Okera provides a modified version of the Presto JDBC JAR that is the same as the original but adds the support to disable the certificate check. The driver can be downloaded using the following URL:

https://okera-release-useast.s3.amazonaws.com/1.5.0/client/presto-jdbc-0.214.jar

It adds an additional driver property called SSLAllowSelfSignedCert, which must be set to true in the case DBeaver (or any other tool using the original Presto JDBC JAR file).
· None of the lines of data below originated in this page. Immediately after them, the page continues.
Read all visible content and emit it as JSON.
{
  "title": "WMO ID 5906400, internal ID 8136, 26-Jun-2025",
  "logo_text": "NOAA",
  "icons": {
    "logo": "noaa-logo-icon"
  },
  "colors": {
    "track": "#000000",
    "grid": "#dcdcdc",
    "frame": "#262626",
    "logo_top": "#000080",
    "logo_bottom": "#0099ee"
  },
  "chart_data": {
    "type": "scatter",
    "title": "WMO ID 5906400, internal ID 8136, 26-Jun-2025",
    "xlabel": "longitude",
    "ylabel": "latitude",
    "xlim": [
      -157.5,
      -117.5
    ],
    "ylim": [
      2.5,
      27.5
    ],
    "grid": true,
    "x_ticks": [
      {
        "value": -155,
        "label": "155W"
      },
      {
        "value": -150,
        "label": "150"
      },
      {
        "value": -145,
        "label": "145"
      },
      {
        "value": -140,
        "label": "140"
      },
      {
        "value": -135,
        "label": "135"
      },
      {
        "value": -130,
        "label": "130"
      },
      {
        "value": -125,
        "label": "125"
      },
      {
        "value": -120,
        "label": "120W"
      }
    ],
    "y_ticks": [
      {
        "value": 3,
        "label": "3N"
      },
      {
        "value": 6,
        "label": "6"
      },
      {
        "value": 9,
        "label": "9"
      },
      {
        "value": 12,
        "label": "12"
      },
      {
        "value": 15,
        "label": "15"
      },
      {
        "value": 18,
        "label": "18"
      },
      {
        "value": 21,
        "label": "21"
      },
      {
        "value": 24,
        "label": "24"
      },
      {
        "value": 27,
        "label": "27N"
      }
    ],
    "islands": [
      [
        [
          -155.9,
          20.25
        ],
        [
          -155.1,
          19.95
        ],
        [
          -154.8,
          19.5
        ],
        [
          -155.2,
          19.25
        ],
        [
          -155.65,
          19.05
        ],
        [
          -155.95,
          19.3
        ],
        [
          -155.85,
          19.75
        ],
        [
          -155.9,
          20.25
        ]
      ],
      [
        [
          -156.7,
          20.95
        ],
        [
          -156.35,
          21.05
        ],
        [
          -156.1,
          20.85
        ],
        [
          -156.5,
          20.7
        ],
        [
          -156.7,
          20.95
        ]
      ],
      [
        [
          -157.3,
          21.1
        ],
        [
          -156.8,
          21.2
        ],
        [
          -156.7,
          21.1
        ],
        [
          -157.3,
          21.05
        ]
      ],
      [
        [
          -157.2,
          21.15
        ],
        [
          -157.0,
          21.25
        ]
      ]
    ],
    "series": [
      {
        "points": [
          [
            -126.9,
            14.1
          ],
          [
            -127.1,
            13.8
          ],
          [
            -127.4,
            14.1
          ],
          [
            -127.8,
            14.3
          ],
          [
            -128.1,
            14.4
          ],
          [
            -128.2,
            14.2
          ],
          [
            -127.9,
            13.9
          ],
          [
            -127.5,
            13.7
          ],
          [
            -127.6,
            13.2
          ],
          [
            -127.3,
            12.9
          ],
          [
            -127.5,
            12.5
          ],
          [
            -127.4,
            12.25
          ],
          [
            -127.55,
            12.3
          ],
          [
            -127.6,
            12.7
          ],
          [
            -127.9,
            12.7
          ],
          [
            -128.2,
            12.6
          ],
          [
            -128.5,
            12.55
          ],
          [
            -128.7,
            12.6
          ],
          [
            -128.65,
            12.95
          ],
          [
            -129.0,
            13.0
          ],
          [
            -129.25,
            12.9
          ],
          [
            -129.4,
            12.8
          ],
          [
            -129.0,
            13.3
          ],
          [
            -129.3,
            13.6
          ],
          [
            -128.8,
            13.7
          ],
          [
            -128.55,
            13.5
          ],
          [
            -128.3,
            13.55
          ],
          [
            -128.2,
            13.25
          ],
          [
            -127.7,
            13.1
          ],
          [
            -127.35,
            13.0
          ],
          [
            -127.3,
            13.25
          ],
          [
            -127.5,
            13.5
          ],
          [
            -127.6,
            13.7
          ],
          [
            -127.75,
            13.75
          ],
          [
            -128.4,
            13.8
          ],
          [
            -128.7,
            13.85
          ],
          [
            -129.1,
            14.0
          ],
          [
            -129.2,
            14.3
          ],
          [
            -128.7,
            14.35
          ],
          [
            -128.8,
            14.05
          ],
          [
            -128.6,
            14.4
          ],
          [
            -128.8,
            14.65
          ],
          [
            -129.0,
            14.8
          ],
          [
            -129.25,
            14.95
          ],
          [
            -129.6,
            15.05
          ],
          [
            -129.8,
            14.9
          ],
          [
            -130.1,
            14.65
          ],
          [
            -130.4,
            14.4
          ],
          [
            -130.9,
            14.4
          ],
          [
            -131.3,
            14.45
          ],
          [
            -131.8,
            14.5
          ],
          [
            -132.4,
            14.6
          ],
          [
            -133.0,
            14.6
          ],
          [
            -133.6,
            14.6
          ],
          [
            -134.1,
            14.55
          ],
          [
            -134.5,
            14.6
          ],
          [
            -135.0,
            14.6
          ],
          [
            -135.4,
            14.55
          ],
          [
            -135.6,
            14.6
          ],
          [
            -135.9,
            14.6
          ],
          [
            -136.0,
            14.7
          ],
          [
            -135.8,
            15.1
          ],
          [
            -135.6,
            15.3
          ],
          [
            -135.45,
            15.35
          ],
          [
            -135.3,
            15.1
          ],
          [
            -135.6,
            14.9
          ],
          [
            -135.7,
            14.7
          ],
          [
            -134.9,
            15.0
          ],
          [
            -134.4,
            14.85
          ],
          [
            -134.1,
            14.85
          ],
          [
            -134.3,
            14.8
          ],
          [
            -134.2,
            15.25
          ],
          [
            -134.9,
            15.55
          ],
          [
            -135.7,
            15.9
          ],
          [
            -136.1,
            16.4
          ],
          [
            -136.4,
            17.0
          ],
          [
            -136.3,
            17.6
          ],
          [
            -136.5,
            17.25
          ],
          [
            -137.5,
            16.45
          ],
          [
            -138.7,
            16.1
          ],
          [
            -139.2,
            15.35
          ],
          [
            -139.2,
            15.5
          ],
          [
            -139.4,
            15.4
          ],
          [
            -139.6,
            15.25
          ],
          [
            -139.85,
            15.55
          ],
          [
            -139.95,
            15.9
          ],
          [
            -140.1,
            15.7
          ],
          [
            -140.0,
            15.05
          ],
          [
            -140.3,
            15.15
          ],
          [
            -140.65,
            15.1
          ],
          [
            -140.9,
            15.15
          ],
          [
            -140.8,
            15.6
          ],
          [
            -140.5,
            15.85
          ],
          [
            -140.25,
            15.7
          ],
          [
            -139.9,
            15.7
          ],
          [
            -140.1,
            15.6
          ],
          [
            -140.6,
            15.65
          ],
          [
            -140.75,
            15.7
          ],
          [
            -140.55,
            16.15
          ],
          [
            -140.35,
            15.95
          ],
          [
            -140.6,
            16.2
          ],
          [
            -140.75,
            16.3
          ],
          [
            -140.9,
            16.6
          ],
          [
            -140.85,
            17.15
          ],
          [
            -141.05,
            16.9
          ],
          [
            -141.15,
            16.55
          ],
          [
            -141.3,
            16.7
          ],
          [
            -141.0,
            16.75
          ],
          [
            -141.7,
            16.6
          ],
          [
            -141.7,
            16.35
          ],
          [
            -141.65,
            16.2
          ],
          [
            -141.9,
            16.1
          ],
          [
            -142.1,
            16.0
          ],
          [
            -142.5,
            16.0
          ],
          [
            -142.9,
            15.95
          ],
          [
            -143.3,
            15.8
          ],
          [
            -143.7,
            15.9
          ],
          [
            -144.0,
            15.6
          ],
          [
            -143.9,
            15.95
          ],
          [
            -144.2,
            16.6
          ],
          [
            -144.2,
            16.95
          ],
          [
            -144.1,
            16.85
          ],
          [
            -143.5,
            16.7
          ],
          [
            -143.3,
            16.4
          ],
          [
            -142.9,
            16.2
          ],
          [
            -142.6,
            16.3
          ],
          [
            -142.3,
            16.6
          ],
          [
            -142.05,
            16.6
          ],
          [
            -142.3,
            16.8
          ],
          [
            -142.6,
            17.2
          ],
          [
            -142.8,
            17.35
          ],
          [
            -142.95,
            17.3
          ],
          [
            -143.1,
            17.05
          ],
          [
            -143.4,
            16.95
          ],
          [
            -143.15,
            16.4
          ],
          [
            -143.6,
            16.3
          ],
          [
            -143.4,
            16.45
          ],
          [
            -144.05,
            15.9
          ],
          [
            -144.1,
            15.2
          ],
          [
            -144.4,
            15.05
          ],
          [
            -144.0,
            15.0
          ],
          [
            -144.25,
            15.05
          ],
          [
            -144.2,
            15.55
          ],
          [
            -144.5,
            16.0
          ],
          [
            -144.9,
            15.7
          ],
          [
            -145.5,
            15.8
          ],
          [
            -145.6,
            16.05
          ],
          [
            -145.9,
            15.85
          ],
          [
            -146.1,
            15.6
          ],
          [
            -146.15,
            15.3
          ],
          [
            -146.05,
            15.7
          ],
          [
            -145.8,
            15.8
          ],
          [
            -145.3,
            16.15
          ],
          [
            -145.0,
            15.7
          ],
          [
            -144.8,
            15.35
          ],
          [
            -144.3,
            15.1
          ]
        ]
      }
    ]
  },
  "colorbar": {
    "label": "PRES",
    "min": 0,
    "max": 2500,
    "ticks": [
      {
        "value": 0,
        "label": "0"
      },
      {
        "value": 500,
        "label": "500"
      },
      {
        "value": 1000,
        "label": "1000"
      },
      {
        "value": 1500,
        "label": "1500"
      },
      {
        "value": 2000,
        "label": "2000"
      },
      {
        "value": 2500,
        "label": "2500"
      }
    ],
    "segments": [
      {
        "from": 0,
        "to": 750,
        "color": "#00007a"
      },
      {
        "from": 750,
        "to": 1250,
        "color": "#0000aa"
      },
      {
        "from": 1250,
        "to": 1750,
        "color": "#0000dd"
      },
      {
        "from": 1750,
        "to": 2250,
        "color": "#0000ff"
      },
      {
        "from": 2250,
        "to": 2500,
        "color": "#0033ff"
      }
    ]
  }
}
The first step is to replace the original driver with the Okera provided one. You can either go the "Database - Driver Manager" menu and modify the global PrestoDB settings, or simply create a new connection as explained above, while clicking on "Edit Driver Settings" in the main page of the connection wizard. Delete the original value, pointing to the downloaded Maven repo version:

Default Driver JAR

Then add the downloaded driver provided by Okera by clicking on the "Add File" button and selecting the JAR file from the location where it is stored:

Custom Driver JAR

Then in the "Driver properties" tab, also add the new property as explained above:

Extra Driver Properties

Once you confirm the wizard or dialog, you can now connect to ODAS clusters with self-signed certificates.

Note

Okera strongly advises all users of the software to install a properly signed and company managed certificate. Not doing so effectively disables the SSL check and leaves the connection vulnerable for possible exploits.